DCC posts profit warning as mild weather takes toll

John Mulligan

John Mulligan

trading update

Distribution group DCC has slashed its profit outlook for the current financial year as mild winter weather in the UK crimps demand for home heating oil.

DCC controls about 16pc of the UK's home heating oil market and in the previous two winters had benefited from record freezing temperatures.

The company had already been basing its full-year financial assumptions on a more normal winter between 2011 and 2012, but it said that demand for its energy products has been lower than had even been anticipated.

The overall volume of energy-related products sold in the quarter to the end of December was 12pc lower year-on-year.
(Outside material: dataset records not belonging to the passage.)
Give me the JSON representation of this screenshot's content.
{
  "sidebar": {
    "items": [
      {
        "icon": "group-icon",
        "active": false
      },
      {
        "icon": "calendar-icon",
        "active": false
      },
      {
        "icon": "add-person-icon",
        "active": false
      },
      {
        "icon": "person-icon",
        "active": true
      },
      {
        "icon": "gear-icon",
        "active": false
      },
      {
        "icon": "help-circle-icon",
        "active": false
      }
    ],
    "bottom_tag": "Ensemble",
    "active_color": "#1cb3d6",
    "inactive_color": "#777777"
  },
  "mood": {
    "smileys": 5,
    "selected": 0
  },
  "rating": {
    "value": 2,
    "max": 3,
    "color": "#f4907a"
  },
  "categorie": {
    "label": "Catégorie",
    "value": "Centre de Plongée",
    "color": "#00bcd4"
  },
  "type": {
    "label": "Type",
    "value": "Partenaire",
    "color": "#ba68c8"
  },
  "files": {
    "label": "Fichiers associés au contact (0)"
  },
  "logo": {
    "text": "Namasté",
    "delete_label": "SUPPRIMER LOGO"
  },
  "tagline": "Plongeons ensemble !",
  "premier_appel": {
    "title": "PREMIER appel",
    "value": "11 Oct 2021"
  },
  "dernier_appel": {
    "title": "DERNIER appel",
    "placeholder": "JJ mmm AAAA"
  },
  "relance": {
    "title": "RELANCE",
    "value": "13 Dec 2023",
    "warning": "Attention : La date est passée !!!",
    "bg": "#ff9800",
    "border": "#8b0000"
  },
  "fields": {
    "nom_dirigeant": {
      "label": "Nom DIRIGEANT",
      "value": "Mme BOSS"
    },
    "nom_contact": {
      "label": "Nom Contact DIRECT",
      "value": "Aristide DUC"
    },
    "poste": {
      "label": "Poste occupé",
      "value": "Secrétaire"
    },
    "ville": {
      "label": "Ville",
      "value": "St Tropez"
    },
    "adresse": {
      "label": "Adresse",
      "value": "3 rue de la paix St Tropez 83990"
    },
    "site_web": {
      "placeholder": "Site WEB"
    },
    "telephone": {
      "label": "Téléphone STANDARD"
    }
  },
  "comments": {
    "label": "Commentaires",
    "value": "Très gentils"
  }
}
DCC's home heating oil volume sales are down 22pc.

"The substantially weaker demand in a very competitive market negatively impacted gross margins and these factors, together with the effect of a predominantly fixed operating cost base, had a significant impact on DCC Energy's profits in the year," the company said in a trading update.
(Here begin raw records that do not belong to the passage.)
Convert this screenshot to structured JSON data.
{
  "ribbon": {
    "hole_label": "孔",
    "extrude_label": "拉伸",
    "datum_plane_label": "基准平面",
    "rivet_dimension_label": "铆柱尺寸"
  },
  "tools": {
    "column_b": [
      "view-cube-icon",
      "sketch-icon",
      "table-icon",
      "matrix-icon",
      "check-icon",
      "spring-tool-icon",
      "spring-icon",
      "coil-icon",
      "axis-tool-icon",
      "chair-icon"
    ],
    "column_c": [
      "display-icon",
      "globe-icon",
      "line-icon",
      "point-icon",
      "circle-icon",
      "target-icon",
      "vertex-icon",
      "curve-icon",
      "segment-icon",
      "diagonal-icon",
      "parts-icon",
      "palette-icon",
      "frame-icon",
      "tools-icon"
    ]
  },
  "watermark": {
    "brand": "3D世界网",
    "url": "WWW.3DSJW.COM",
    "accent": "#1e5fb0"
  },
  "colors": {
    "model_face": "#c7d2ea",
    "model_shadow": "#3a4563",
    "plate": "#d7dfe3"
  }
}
DCC said that full-year profits for its energy division would be within the €75m to €90m range. Group operating profit will now be as much as 17pc lower at between €175m and €190m. It had previously been guiding full-year profits of about €212m and had expected operating profits to fall by about 7.5pc and earnings per share to recede about 5pc.

Adjusted earnings per share will now also be as much as 18pc lower.

Backdrop

"The absence of any sustained cold weather this winter along with the difficult economic backdrop and high oil prices are likely to continue to impact adversely both volumes and margins for energy products in the quarter," added the group.
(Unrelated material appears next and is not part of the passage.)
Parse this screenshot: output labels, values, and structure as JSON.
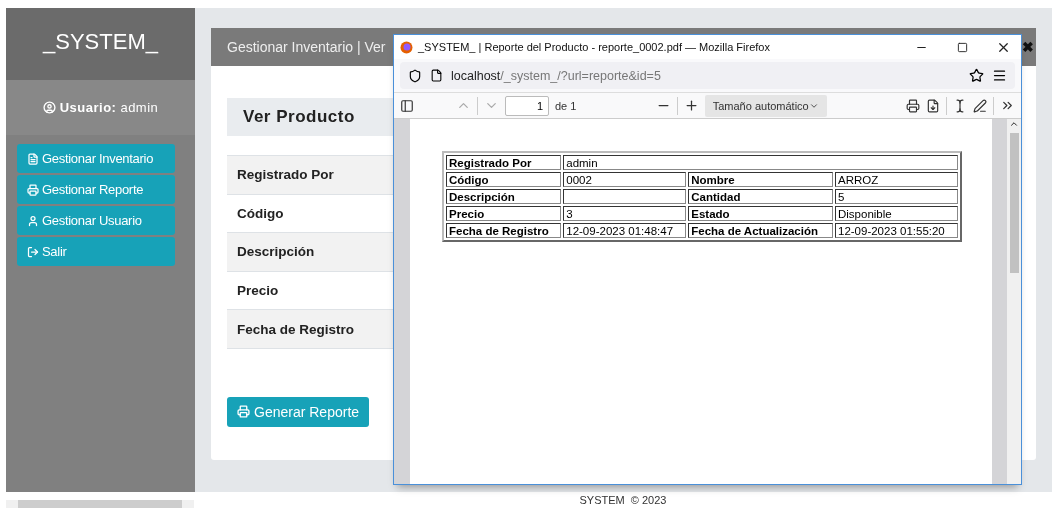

In the previous winter, the cold weather helped DCC's energy unit deliver €17m in additional profits due to high demand for home heating fuel.

Last November, DCC chief executive Tommy Breen said he was keeping his "fingers, toes and everything crossed" for a repeat performance.

Goodbody Stockbrokers analyst David O'Brien said that downgrade by DCC is "relatively material" despite investors having already pencilled in the impact of the mild winter.

"Lower profit will mean higher net debt, but with only modest gearing the group retains ample firepower to effect further deals," he said.

DCC said it expects a return to growth in the financial year that ends in March 2013.

Shares in DCC declined sharply in early trading in Dublin, but quickly recovered much of the lost ground. They closed down 34.3 cent, or 1.86pc, at €18.05.